‘This is only a fresh instance of what I suppose one must make up one’s mind to think, and what is consoling to think, that those who are early taken away are the fittest to be taken, and that it is a privilege so to be taken, and that they are in their proper place when taken. Surely God would not separate from us such, except it were best both for them and for us; and that those who are taken away are such as are most acceptable to Him seems proved by what we see: for scarcely do you hear of some especial instance of religious excellence, but you have also cause of apprehension how long such a one is to continue here…. We pray daily: “Thy Kingdom come”: if we understand our words, we mean it as a privilege to leave the world, and we must not wonder that God grants the privilege to some of those who pray for it, … pray for our eventual re-gathering, but our dispersion in the interval. The more we live in the world that is not seen, the more shall we feel that the removal of friends into that unseen world is a bringing them near to us, not a separation. Our Saviour’s going brought Him nearer, though invisibly, in the Spirit.’ It is all reticent and impersonal, but it rises, before his great battle begins, from Newman’s stricken lonely heart. ‘Thou doomed to die,’ as he had said, long before, in his poem, ‘David and Jonathan’:

‘Thou doomed to die: he on us to impress

The portent of a blood-stained holiness.’

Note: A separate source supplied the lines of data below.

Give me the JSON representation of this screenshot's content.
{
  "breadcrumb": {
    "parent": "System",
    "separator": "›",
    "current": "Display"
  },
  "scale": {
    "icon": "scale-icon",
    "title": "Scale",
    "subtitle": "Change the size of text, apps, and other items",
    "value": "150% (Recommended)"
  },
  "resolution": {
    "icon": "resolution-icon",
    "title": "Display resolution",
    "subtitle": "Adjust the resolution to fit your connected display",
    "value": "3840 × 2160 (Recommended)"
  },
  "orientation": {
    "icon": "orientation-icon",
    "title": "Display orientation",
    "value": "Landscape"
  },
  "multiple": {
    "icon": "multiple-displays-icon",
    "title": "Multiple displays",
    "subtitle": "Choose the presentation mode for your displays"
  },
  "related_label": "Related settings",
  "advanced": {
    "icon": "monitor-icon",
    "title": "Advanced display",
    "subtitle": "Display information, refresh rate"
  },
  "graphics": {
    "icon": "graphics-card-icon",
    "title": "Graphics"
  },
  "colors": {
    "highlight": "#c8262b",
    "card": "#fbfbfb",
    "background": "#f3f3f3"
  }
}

Last of all, come from his half-unwilling hand the lines well-known to students of sacred verse.

‘Dearest! he longs to speak, as I to know:

And yet we both refrain.’

What beauty is in that word ‘refrain,’ a filament of English feeling kept between the quick and the dead! It occurs in a little afterthought of a stanza, which was the only poetic offering of Newman’s pen to Hurrell Froude gone.[265] Never was there so imponderable an obituary; nor ever any more exquisitely in keeping.

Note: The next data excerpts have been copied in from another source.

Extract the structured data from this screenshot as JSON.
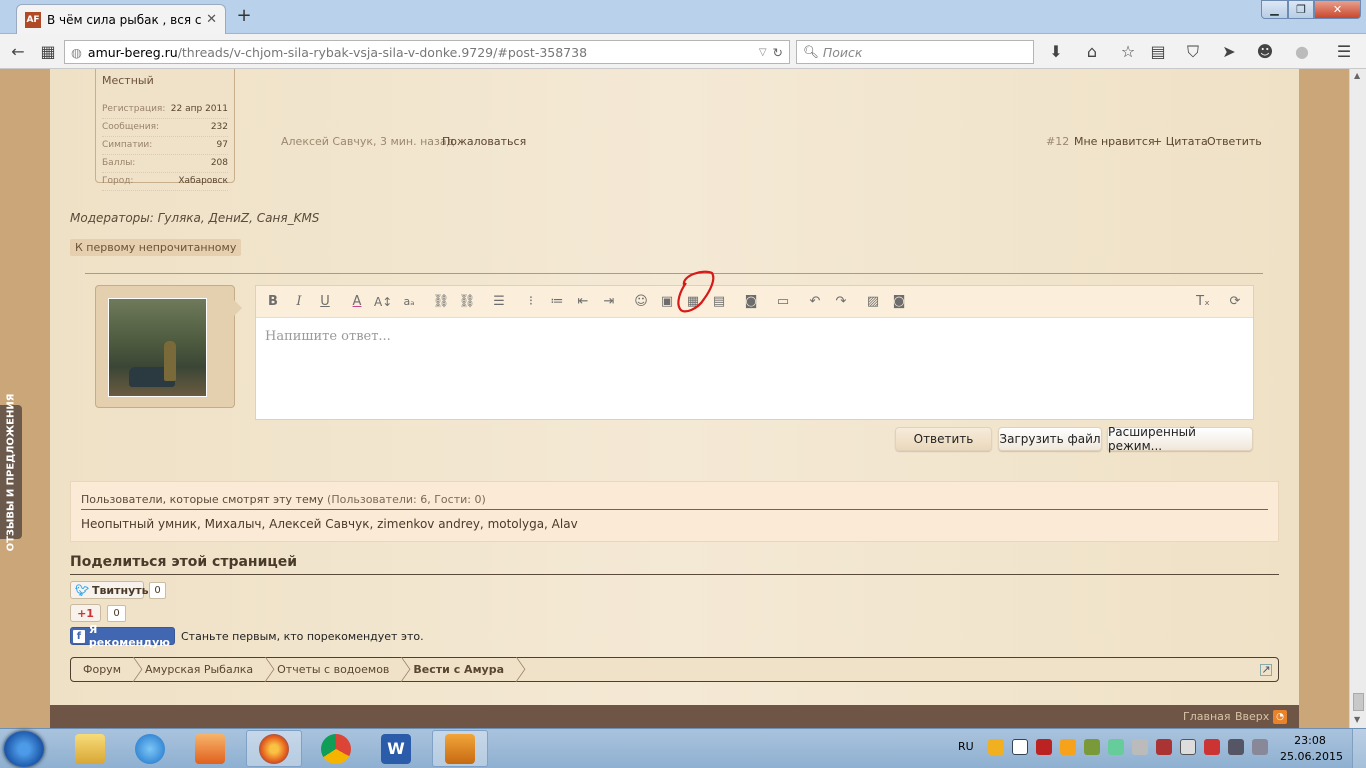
{
  "browser": {
    "tab_title": "В чём сила рыбак , вся си...",
    "tab_favicon": "AF",
    "url_host": "amur-bereg.ru",
    "url_path": "/threads/v-chjom-sila-rybak-vsja-sila-v-donke.9729/#post-358738",
    "search_placeholder": "Поиск"
  },
  "feedback_tab": "ОТЗЫВЫ И ПРЕДЛОЖЕНИЯ",
  "usercard": {
    "rank": "Местный",
    "stats": [
      {
        "label": "Регистрация:",
        "value": "22 апр 2011"
      },
      {
        "label": "Сообщения:",
        "value": "232"
      },
      {
        "label": "Симпатии:",
        "value": "97"
      },
      {
        "label": "Баллы:",
        "value": "208"
      },
      {
        "label": "Город:",
        "value": "Хабаровск"
      }
    ]
  },
  "post_meta": {
    "author_time": "Алексей Савчук, 3 мин. назад",
    "report": "Пожаловаться",
    "number": "#12",
    "like": "Мне нравится",
    "quote": "+ Цитата",
    "reply": "Ответить"
  },
  "moderators": "Модераторы: Гуляка, ДениZ, Саня_KMS",
  "first_unread": "К первому непрочитанному",
  "editor": {
    "placeholder": "Напишите ответ...",
    "toolbar_icons": [
      "bold-icon",
      "italic-icon",
      "underline-icon",
      "text-color-icon",
      "font-size-icon",
      "font-family-icon",
      "link-icon",
      "unlink-icon",
      "align-icon",
      "bullet-list-icon",
      "numbered-list-icon",
      "outdent-icon",
      "indent-icon",
      "smiley-icon",
      "image-icon",
      "media-icon",
      "insert-more-icon",
      "camera-icon",
      "save-draft-icon",
      "undo-icon",
      "redo-icon",
      "gallery-icon",
      "screenshot-icon",
      "remove-format-icon",
      "toggle-bbcode-icon"
    ]
  },
  "buttons": {
    "reply": "Ответить",
    "upload": "Загрузить файл",
    "advanced": "Расширенный режим..."
  },
  "watchers": {
    "title": "Пользователи, которые смотрят эту тему",
    "counts": "(Пользователи: 6, Гости: 0)",
    "names": "Неопытный умник, Михалыч, Алексей Савчук, zimenkov andrey, motolyga, Alav"
  },
  "share": {
    "title": "Поделиться этой страницей",
    "tweet": "Твитнуть",
    "tweet_count": "0",
    "gplus": "+1",
    "gplus_count": "0",
    "fb_recommend": "Я рекомендую",
    "fb_text": "Станьте первым, кто порекомендует это."
  },
  "breadcrumb": [
    "Форум",
    "Амурская Рыбалка",
    "Отчеты с водоемов",
    "Вести с Амура"
  ],
  "footer": {
    "home": "Главная",
    "top": "Вверх"
  },
  "taskbar": {
    "lang": "RU",
    "time": "23:08",
    "date": "25.06.2015"
  },
  "colors": {
    "page_bg": "#f2e6cf",
    "footer_bg": "#6e5546",
    "annotation_red": "#d61a1a"
  }
}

For ‘the rest’ was indeed ‘silence.’ A proposal for a monument in S. Mary’s at Oxford, affectionately brought forward by Robert Wilberforce, as due to ‘our incomparable friend,’ ‘that invaluable friend,’ somehow fell through. A special paper for The British Magazine fell through too, neither Newman nor Keble being able, in his first grief, to write it to his own satisfaction. The only actual notice of Froude’s decease occurred in a bare alphabetical list printed in the April number, 1836. ‘Tributes of Respect’ were usual in the Magazine, but he had none. The Annual Biographer and Obituary, published by the Longmans in 1837, does not include him. Nor had he any epitaph, not even when Archdeacon Froude died twenty-three years later, until Dartington Church was taken down, being thought too remote from the village population, in 1878, and the stones used in a re-erection close to the highway below; then the vault was railed in, where it was left in the lonely grassy space, with only the ancient Hall, the grey ivied tower, and the sun-dial for solemn neighbours, and the name and dates of each of the Froude family were cut on the plain slab. They are unaccompanied even by a text, or a Christian symbol. And thus, in the abstention which was his lifelong garment, Hurrell sleeps. On the hundredth anniversary of his birth, March 25, 1903, a great garland of leaves and simple Devon blossoms lay there, with a dedicatory good word from his favourite Book of Daniel: ‘O man greatly beloved! peace be unto thee: fear not; be strong, yea, be strong…. But go thou thy way till the end be; for thou shalt rest, and stand in thy lot at the end of the days.’ It cannot be for ever that ‘Froude of the Movement’ shall lack a less perishable memorial.